Yes, you may host a public webinar on your research. If your webinar will be open to the international community, please see the additional guidance below.

  • Information released at an open conference, meeting or webinar is considered published and excluded from U.S. export controls. “Open” means that all technically qualified members of the public are eligible to attend, and attendees are permitted to take notes or otherwise make a personal record (not necessarily a recording) of the proceedings and presentations. An “open” conference can charge a registration fee reasonably related to cost, and can limit actual attendance, as long as attendees are admitted either on a “first come-first served” basis or are selected on the basis of relevant scientific or technical competence, experience, or responsibility.  However, certain sensitive information (e.g. defense or nuclear-related or subject to export controls) cannot be shared via open conference or webinar, so please contact exportcontrolhelp@mit.edu to discuss your specific situation.
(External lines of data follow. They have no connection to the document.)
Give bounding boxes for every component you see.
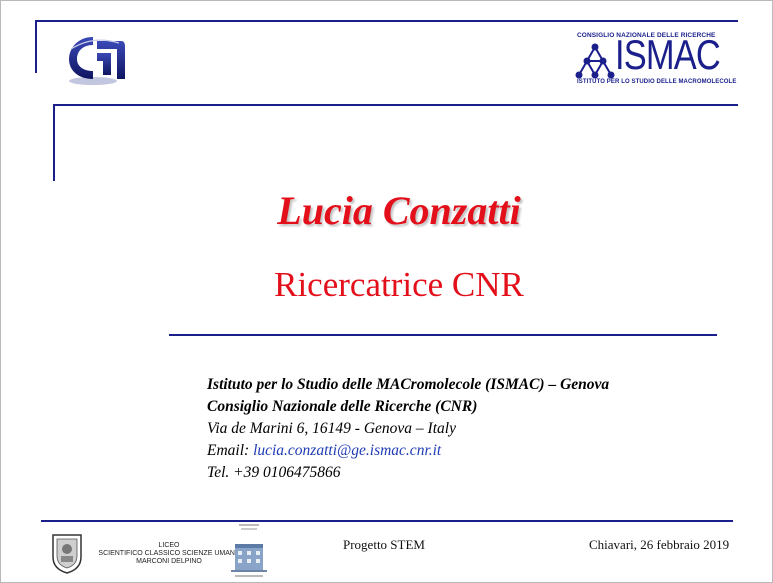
council-name: Consiglio Nazionale delle Ricerche (CNR) <box>207 398 478 415</box>
institute-name: Istituto per lo Studio delle MACromoleco… <box>207 376 610 393</box>
phone: Tel. +39 0106475866 <box>207 464 341 481</box>
liceo-crest-icon <box>52 534 82 574</box>
school-name-line-3: MARCONI DELPINO <box>136 558 202 565</box>
school-name-line-2: SCIENTIFICO CLASSICO SCIENZE UMANE <box>98 550 240 557</box>
presenter-name: Lucia Conzatti <box>277 188 521 233</box>
email-label: Email: <box>207 442 254 459</box>
footer-rule <box>41 520 733 522</box>
ismac-logo-word: ISMAC <box>615 31 721 78</box>
ismac-molecule-icon <box>575 43 615 79</box>
project-name: Progetto STEM <box>343 537 425 552</box>
affiliation-block: Istituto per lo Studio delle MACromoleco… <box>207 374 609 484</box>
school-name: LICEO SCIENTIFICO CLASSICO SCIENZE UMANE… <box>89 542 249 566</box>
top-left-vertical-rule <box>35 20 37 73</box>
presentation-date: Chiavari, 26 febbraio 2019 <box>589 537 730 552</box>
ismac-logo-bottom-text: ISTITUTO PER LO STUDIO DELLE MACROMOLECO… <box>577 79 737 85</box>
school-building-icon <box>231 524 267 577</box>
email-line: Email: lucia.conzatti@ge.ismac.cnr.it <box>207 440 609 462</box>
school-name-line-1: LICEO <box>158 542 180 549</box>
email-link[interactable]: lucia.conzatti@ge.ismac.cnr.it <box>253 442 441 459</box>
ismac-logo: CONSIGLIO NAZIONALE DELLE RICERCHE ISMAC <box>573 31 737 91</box>
name-underline-rule <box>169 334 717 336</box>
second-rule <box>53 104 738 106</box>
second-left-vertical-rule <box>53 104 55 181</box>
slide: CONSIGLIO NAZIONALE DELLE RICERCHE ISMAC <box>0 0 773 583</box>
presenter-role: Ricercatrice CNR <box>274 265 524 304</box>
cnr-logo-icon <box>69 37 125 85</box>
top-rule <box>35 20 738 22</box>
address: Via de Marini 6, 16149 - Genova – Italy <box>207 420 456 437</box>
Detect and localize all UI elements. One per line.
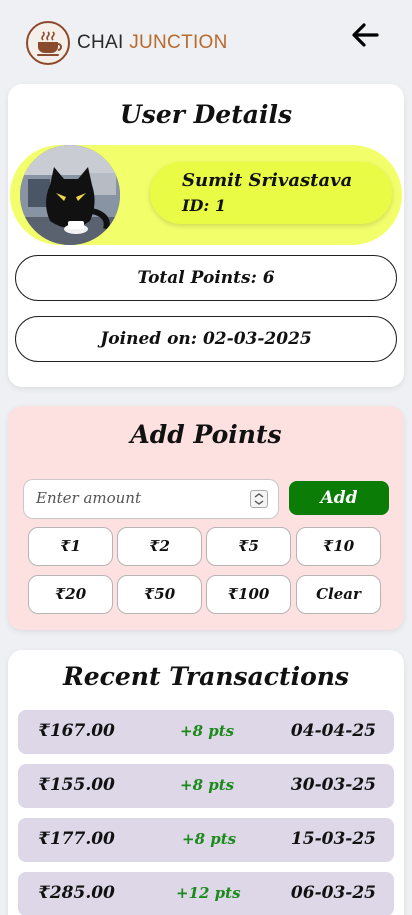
back-button[interactable] [350, 22, 380, 48]
add-button[interactable]: Add [289, 481, 389, 515]
clear-button[interactable]: Clear [296, 575, 381, 614]
user-id: ID: 1 [182, 196, 226, 215]
user-details-title: User Details [119, 100, 293, 129]
brand-name: CHAI JUNCTION [77, 32, 228, 54]
transaction-points: +8 pts [182, 830, 237, 848]
transaction-row: ₹155.00 +8 pts 30-03-25 [18, 764, 394, 808]
transaction-amount: ₹155.00 [38, 775, 115, 795]
avatar [20, 145, 120, 245]
transaction-row: ₹177.00 +8 pts 15-03-25 [18, 818, 394, 862]
transaction-amount: ₹177.00 [38, 829, 115, 849]
user-name-pill: Sumit Srivastava ID: 1 [150, 162, 392, 224]
transaction-points: +8 pts [180, 722, 235, 740]
chip-2[interactable]: ₹2 [117, 527, 202, 566]
chip-10[interactable]: ₹10 [296, 527, 381, 566]
amount-field-wrapper [23, 479, 279, 519]
user-name: Sumit Srivastava [182, 170, 353, 191]
joined-date: Joined on: 02-03-2025 [15, 316, 397, 362]
chip-20[interactable]: ₹20 [28, 575, 113, 614]
total-points: Total Points: 6 [15, 255, 397, 301]
transaction-date: 30-03-25 [290, 775, 376, 795]
transaction-amount: ₹167.00 [38, 721, 115, 741]
app-header: CHAI JUNCTION [0, 0, 412, 84]
transactions-title: Recent Transactions [62, 662, 350, 691]
user-details-card: User Details Sumit Srivastava ID: 1 Tota… [8, 84, 404, 387]
transaction-date: 04-04-25 [290, 721, 376, 741]
transaction-date: 06-03-25 [290, 883, 376, 903]
add-points-title: Add Points [130, 420, 282, 449]
user-profile-band: Sumit Srivastava ID: 1 [10, 145, 402, 245]
transaction-points: +8 pts [180, 776, 235, 794]
chip-100[interactable]: ₹100 [206, 575, 291, 614]
chip-5[interactable]: ₹5 [206, 527, 291, 566]
stepper-arrows-icon [254, 493, 264, 505]
cat-avatar-image [20, 145, 120, 245]
arrow-left-icon [352, 23, 379, 47]
transaction-date: 15-03-25 [290, 829, 376, 849]
chip-50[interactable]: ₹50 [117, 575, 202, 614]
tea-cup-icon [37, 31, 62, 56]
transaction-points: +12 pts [176, 884, 241, 902]
brand-part-2: JUNCTION [129, 32, 228, 53]
chip-1[interactable]: ₹1 [28, 527, 113, 566]
add-points-card: Add Points Add ₹1 ₹2 ₹5 ₹10 ₹20 ₹50 ₹100… [8, 406, 404, 630]
transaction-row: ₹285.00 +12 pts 06-03-25 [18, 872, 394, 915]
recent-transactions-card: Recent Transactions ₹167.00 +8 pts 04-04… [8, 650, 404, 915]
transaction-row: ₹167.00 +8 pts 04-04-25 [18, 710, 394, 754]
amount-stepper[interactable] [250, 490, 268, 508]
amount-input[interactable] [24, 480, 234, 516]
logo [26, 21, 70, 65]
brand-part-1: CHAI [77, 32, 124, 53]
transaction-amount: ₹285.00 [38, 883, 115, 903]
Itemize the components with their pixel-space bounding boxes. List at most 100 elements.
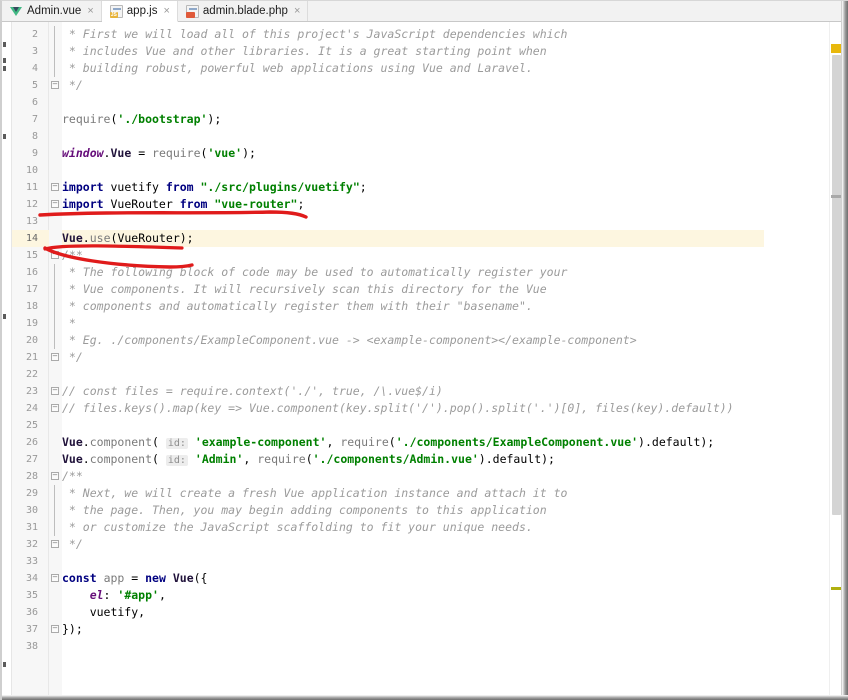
code-token: vuetify [62,605,139,619]
code-token: from [179,197,208,211]
code-editor[interactable]: 2 3 4 5 6 7 8 9 10 11 12 13 14 15 16 17 18 19 20 21 22 23 24 25… [2,22,848,700]
code-token: ( [152,435,166,449]
code-token: */ [62,350,83,364]
warning-marker[interactable] [831,44,841,53]
code-folding-gutter[interactable] [49,22,62,700]
line-number: 6 [31,97,38,108]
code-token: require [257,452,306,466]
vertical-scrollbar-thumb[interactable] [832,55,841,515]
fold-region-bar [54,298,55,315]
code-token: ); [179,231,194,245]
fold-collapse-icon[interactable] [51,404,59,412]
line-number: 29 [25,488,38,499]
code-token: Vue [62,231,83,245]
code-token: require [340,435,389,449]
fold-collapse-icon[interactable] [51,183,59,191]
fold-collapse-icon[interactable] [51,251,59,259]
annotation-gutter[interactable] [2,22,12,700]
code-token: '#app' [117,588,159,602]
line-number: 3 [31,46,38,57]
line-number: 20 [25,335,38,346]
fold-collapse-icon[interactable] [51,540,59,548]
code-token: }); [62,622,83,636]
gutter-change-marker[interactable] [3,66,6,71]
vue-file-icon [10,5,23,18]
line-number: 8 [31,131,38,142]
code-token: './components/Admin.vue' [312,452,479,466]
code-token: * Eg. ./components/ExampleComponent.vue … [62,333,637,347]
code-token: "vue-router" [214,197,298,211]
gutter-change-marker[interactable] [3,314,6,319]
code-text-area[interactable]: * First we will load all of this project… [62,22,824,700]
line-number-gutter[interactable]: 2 3 4 5 6 7 8 9 10 11 12 13 14 15 16 17 18 19 20 21 22 23 24 25… [12,22,61,700]
line-number: 22 [25,369,38,380]
tab-admin-blade-php[interactable]: admin.blade.php × [177,1,309,21]
window-shadow-right [842,1,848,700]
code-token: from [165,180,194,194]
code-token: * First we will load all of this project… [62,27,568,41]
code-token: /** [62,248,83,262]
gutter-change-marker[interactable] [3,42,6,47]
code-token: 'Admin' [194,452,244,466]
code-token: /** [62,469,83,483]
code-token: component [89,452,153,466]
line-number: 5 [31,80,38,91]
code-token: . [82,231,90,245]
line-number: 9 [31,148,38,159]
fold-collapse-icon[interactable] [51,200,59,208]
code-token: import [62,180,104,194]
code-line: * components and automatically register … [62,298,533,315]
line-number: 32 [25,539,38,550]
gray-marker[interactable] [831,195,841,198]
code-token: ( [305,452,313,466]
fold-region-bar [54,281,55,298]
line-number: 11 [25,182,38,193]
code-token: * includes Vue and other libraries. It i… [62,44,547,58]
code-token: VueRouter [103,197,180,211]
caret-position-marker[interactable] [831,587,841,590]
code-token: ; [297,197,305,211]
fold-collapse-icon[interactable] [51,625,59,633]
line-number: 28 [25,471,38,482]
code-line: */ [62,77,83,94]
editor-tab-bar: Admin.vue × app.js × admin.blade.php × [2,1,848,22]
code-token: component [89,435,153,449]
gutter-change-marker[interactable] [3,134,6,139]
gutter-change-marker[interactable] [3,662,6,667]
code-token: * Vue components. It will recursively sc… [62,282,547,296]
code-line: /** [62,468,83,485]
tab-close-icon[interactable]: × [163,5,169,17]
code-token: const [62,571,97,585]
code-line: * First we will load all of this project… [62,26,568,43]
tab-app-js[interactable]: app.js × [101,1,178,22]
code-token: */ [62,537,83,551]
line-number: 17 [25,284,38,295]
gutter-change-marker[interactable] [3,58,6,63]
code-token: : [103,588,118,602]
tab-admin-vue[interactable]: Admin.vue × [2,1,102,21]
line-number: 12 [25,199,38,210]
code-line: * the page. Then, you may begin adding c… [62,502,547,519]
code-line: // const files = require.context('./', t… [62,383,443,400]
line-number: 36 [25,607,38,618]
code-token: ); [700,435,715,449]
fold-collapse-icon[interactable] [51,472,59,480]
tab-close-icon[interactable]: × [87,5,93,17]
tab-close-icon[interactable]: × [294,5,300,17]
code-line: * Eg. ./components/ExampleComponent.vue … [62,332,637,349]
fold-collapse-icon[interactable] [51,81,59,89]
code-token: * the page. Then, you may begin adding c… [62,503,547,517]
code-token: VueRouter [117,231,180,245]
tab-label: Admin.vue [27,5,82,17]
code-token: 'vue' [207,146,243,160]
fold-region-bar [54,264,55,281]
code-line: Vue.component( id: 'example-component', … [62,434,714,451]
fold-collapse-icon[interactable] [51,387,59,395]
fold-collapse-icon[interactable] [51,574,59,582]
code-token: , [138,605,146,619]
line-number: 15 [25,250,38,261]
fold-collapse-icon[interactable] [51,353,59,361]
line-number: 2 [31,29,38,40]
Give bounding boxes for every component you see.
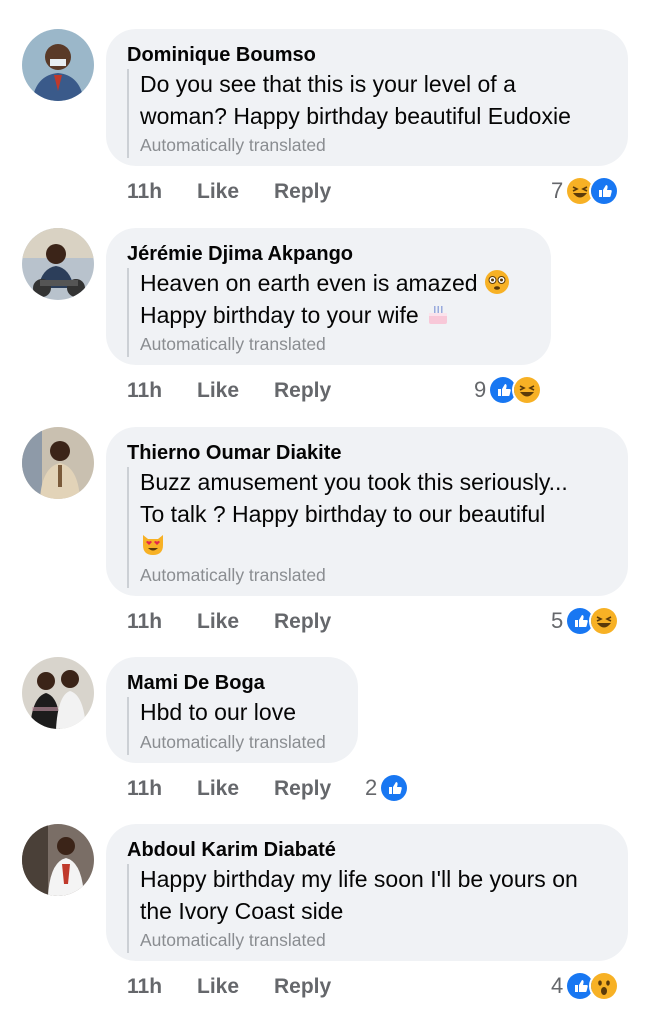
comment-text-line: Hbd to our love — [140, 699, 296, 725]
comment-text-line: Buzz amusement you took this seriously..… — [140, 469, 568, 495]
reply-button[interactable]: Reply — [274, 379, 331, 403]
heart-eyes-cat-icon — [140, 531, 166, 557]
reply-button[interactable]: Reply — [274, 180, 331, 204]
comment-actions: 11h Like Reply — [127, 971, 331, 1003]
comment-author[interactable]: Jérémie Djima Akpango — [127, 242, 529, 266]
translated-label[interactable]: Automatically translated — [140, 562, 606, 588]
comment-time[interactable]: 11h — [127, 975, 197, 999]
wow-icon — [589, 971, 620, 1001]
avatar[interactable] — [22, 228, 94, 300]
like-icon — [589, 176, 620, 206]
reaction-summary[interactable]: 9 — [474, 373, 543, 407]
haha-icon — [512, 375, 543, 405]
avatar[interactable] — [22, 824, 94, 896]
comment-bubble[interactable]: Dominique Boumso Do you see that this is… — [106, 29, 628, 166]
birthday-cake-icon — [425, 301, 451, 327]
comment-body: Do you see that this is your level of a … — [127, 69, 606, 158]
comment-author[interactable]: Thierno Oumar Diakite — [127, 441, 606, 465]
comment-text-line: To talk ? Happy birthday to our beautifu… — [140, 500, 546, 527]
comment-text: Heaven on earth even is amazed — [140, 270, 478, 296]
reaction-count: 2 — [365, 775, 378, 800]
reaction-count: 5 — [551, 608, 564, 633]
reaction-count: 4 — [551, 973, 564, 998]
like-button[interactable]: Like — [197, 180, 274, 204]
comment-actions: 11h Like Reply — [127, 773, 331, 805]
comment-bubble[interactable]: Jérémie Djima Akpango Heaven on earth ev… — [106, 228, 551, 365]
comment-body: Heaven on earth even is amazed Happy bir… — [127, 268, 529, 357]
comment-time[interactable]: 11h — [127, 610, 197, 634]
haha-icon — [589, 606, 620, 636]
comment-bubble[interactable]: Mami De Boga Hbd to our love Automatical… — [106, 657, 358, 763]
comment-actions: 11h Like Reply — [127, 375, 331, 407]
avatar[interactable] — [22, 427, 94, 499]
comment-actions: 11h Like Reply — [127, 176, 331, 208]
like-button[interactable]: Like — [197, 379, 274, 403]
comment-author[interactable]: Abdoul Karim Diabaté — [127, 838, 606, 862]
like-icon — [379, 773, 410, 803]
translated-label[interactable]: Automatically translated — [140, 331, 529, 357]
translated-label[interactable]: Automatically translated — [140, 927, 606, 953]
comment-text-line: the Ivory Coast side — [140, 897, 344, 924]
comment-author[interactable]: Mami De Boga — [127, 671, 336, 695]
comment-time[interactable]: 11h — [127, 379, 197, 403]
comment-text-line: Do you see that this is your level of a — [140, 71, 516, 97]
like-button[interactable]: Like — [197, 777, 274, 801]
reaction-count: 7 — [551, 178, 564, 203]
reaction-summary[interactable]: 2 — [365, 771, 410, 805]
comment-actions: 11h Like Reply — [127, 606, 331, 638]
comment-text-line — [140, 530, 606, 562]
translated-label[interactable]: Automatically translated — [140, 132, 606, 158]
reaction-summary[interactable]: 7 — [551, 174, 620, 208]
comment-bubble[interactable]: Thierno Oumar Diakite Buzz amusement you… — [106, 427, 628, 596]
avatar[interactable] — [22, 29, 94, 101]
reply-button[interactable]: Reply — [274, 975, 331, 999]
avatar[interactable] — [22, 657, 94, 729]
reaction-summary[interactable]: 4 — [551, 969, 620, 1003]
comment-text-line: Happy birthday to your wife — [140, 300, 529, 332]
reaction-summary[interactable]: 5 — [551, 604, 620, 638]
comment-text-line: Happy birthday my life soon I'll be your… — [140, 866, 578, 892]
comment-body: Happy birthday my life soon I'll be your… — [127, 864, 606, 953]
translated-label[interactable]: Automatically translated — [140, 729, 336, 755]
comment-time[interactable]: 11h — [127, 180, 197, 204]
comment-text-line: Heaven on earth even is amazed — [140, 268, 529, 300]
like-button[interactable]: Like — [197, 975, 274, 999]
comment-body: Hbd to our love Automatically translated — [127, 697, 336, 755]
comment-text: Happy birthday to your wife — [140, 301, 419, 328]
comment-bubble[interactable]: Abdoul Karim Diabaté Happy birthday my l… — [106, 824, 628, 961]
reply-button[interactable]: Reply — [274, 777, 331, 801]
flushed-emoji-icon — [484, 269, 510, 295]
comment-text-line: woman? Happy birthday beautiful Eudoxie — [140, 102, 571, 129]
like-button[interactable]: Like — [197, 610, 274, 634]
comment-body: Buzz amusement you took this seriously..… — [127, 467, 606, 588]
comment-time[interactable]: 11h — [127, 777, 197, 801]
comment-author[interactable]: Dominique Boumso — [127, 43, 606, 67]
reply-button[interactable]: Reply — [274, 610, 331, 634]
reaction-count: 9 — [474, 377, 487, 402]
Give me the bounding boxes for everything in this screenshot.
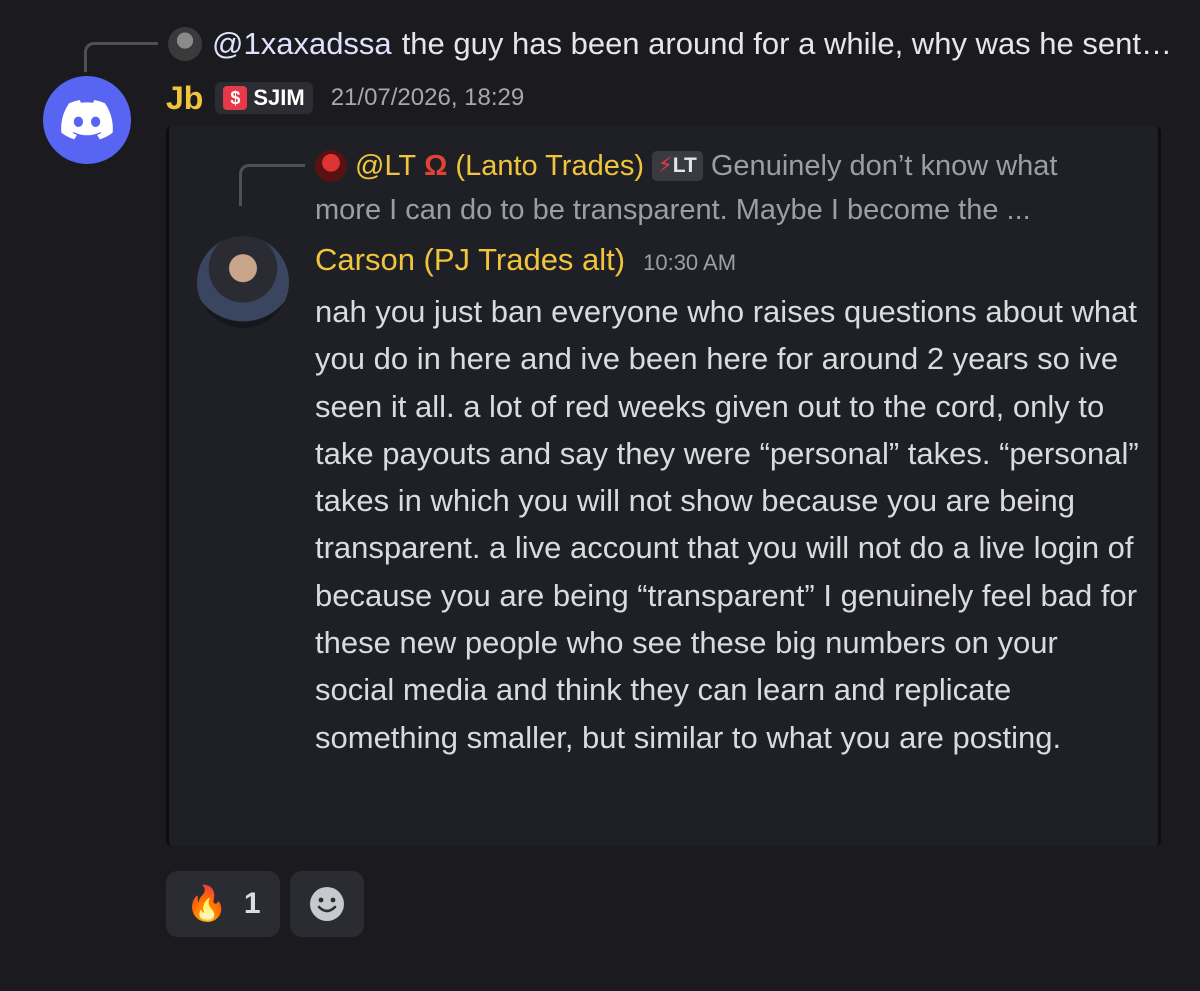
embed-reply-name: (Lanto Trades): [455, 150, 645, 182]
author-name[interactable]: Jb: [166, 80, 203, 117]
magnet-icon: Ω: [424, 150, 448, 182]
embed-timestamp: 10:30 AM: [643, 250, 737, 275]
embed-reply-preview: @LT Ω (Lanto Trades) ⚡LT Genuinely don’t…: [315, 144, 1135, 232]
embed-role-tag: ⚡LT: [652, 151, 703, 181]
reply-preview[interactable]: @1xaxadssa the guy has been around for a…: [168, 22, 1178, 66]
embed-reply-mention: @LT: [355, 150, 417, 182]
reply-text[interactable]: the guy has been around for a while, why…: [402, 26, 1178, 62]
reaction-fire[interactable]: 🔥 1: [166, 871, 280, 937]
embed-message-header: Carson (PJ Trades alt) 10:30 AM: [315, 242, 736, 278]
embed-role-tag-label: LT: [672, 154, 697, 177]
role-tag-label: SJIM: [253, 85, 305, 110]
reaction-count: 1: [243, 887, 261, 920]
embed-author-name: Carson (PJ Trades alt): [315, 242, 626, 277]
message-timestamp: 21/07/2026, 18:29: [330, 84, 525, 111]
reply-avatar[interactable]: [168, 27, 202, 61]
embedded-screenshot[interactable]: @LT Ω (Lanto Trades) ⚡LT Genuinely don’t…: [166, 126, 1161, 846]
add-reaction-button[interactable]: [290, 871, 364, 937]
role-tag[interactable]: $ SJIM: [215, 82, 313, 114]
discord-logo-icon: [61, 100, 113, 140]
dollar-icon: $: [223, 86, 248, 110]
reply-spine: [84, 42, 158, 72]
lightning-icon: ⚡: [658, 154, 673, 177]
smiley-add-icon: [310, 887, 344, 921]
embed-message-body: nah you just ban everyone who raises que…: [315, 294, 1139, 755]
embed-reply-line1: Genuinely don’t know what: [710, 150, 1058, 182]
embed-reply-avatar: [315, 150, 347, 182]
message-header: Jb $ SJIM 21/07/2026, 18:29: [166, 78, 524, 118]
reply-mention[interactable]: @1xaxadssa: [212, 26, 392, 62]
embed-author-avatar: [197, 236, 289, 328]
fire-icon: 🔥: [185, 885, 228, 923]
embed-reply-spine: [239, 164, 305, 206]
embed-reply-line2: more I can do to be transparent. Maybe I…: [315, 194, 1031, 226]
user-avatar[interactable]: [43, 76, 131, 164]
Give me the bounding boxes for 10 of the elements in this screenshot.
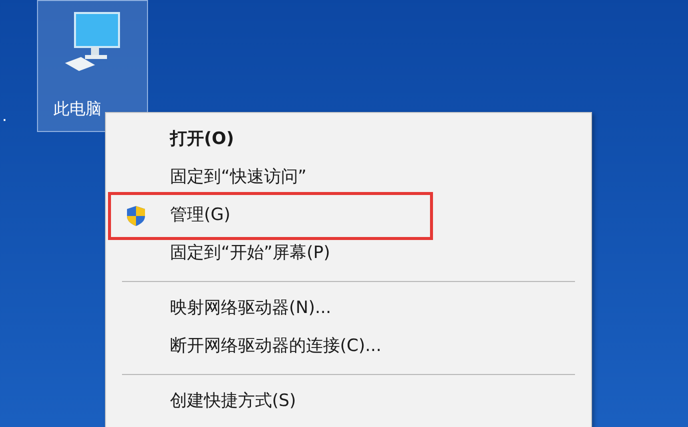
menu-item[interactable]: 管理(G) [106, 197, 591, 235]
menu-item[interactable]: 固定到“快速访问” [106, 159, 591, 197]
menu-item[interactable]: 创建快捷方式(S) [106, 383, 591, 421]
menu-item[interactable]: 固定到“开始”屏幕(P) [106, 235, 591, 273]
menu-item[interactable]: 映射网络驱动器(N)... [106, 290, 591, 328]
shield-icon [126, 205, 146, 227]
desktop-icon-label: . [2, 105, 8, 127]
desktop-icon-label: 此电脑 [54, 98, 102, 120]
menu-item[interactable]: 断开网络驱动器的连接(C)... [106, 328, 591, 366]
desktop-icon[interactable]: 此电脑 [37, 0, 148, 132]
  • In addition, please contact exportcontrolhelp@mit.edu if you may have attendees or participants from countries that the U.S. has comprehensively sanctioned—Iran, Cuba, North Korea, Syria or the Crimea region of Ukraine— as special restrictions may apply.
  • Generally, a presentation to an international audience should be limited to the following: information that is already published; information already in the public domain; and/or information consistent with that conveyed by instruction in catalog courses and associated teaching laboratories at U.S. institutions of higher education.
  • Please see the response to "How should my outside activities and compensation be disclosed?" if you receive compensation for conference presentations for information about outside professional activity (OPA), financial conflicts of interest, and federal reporting requirements.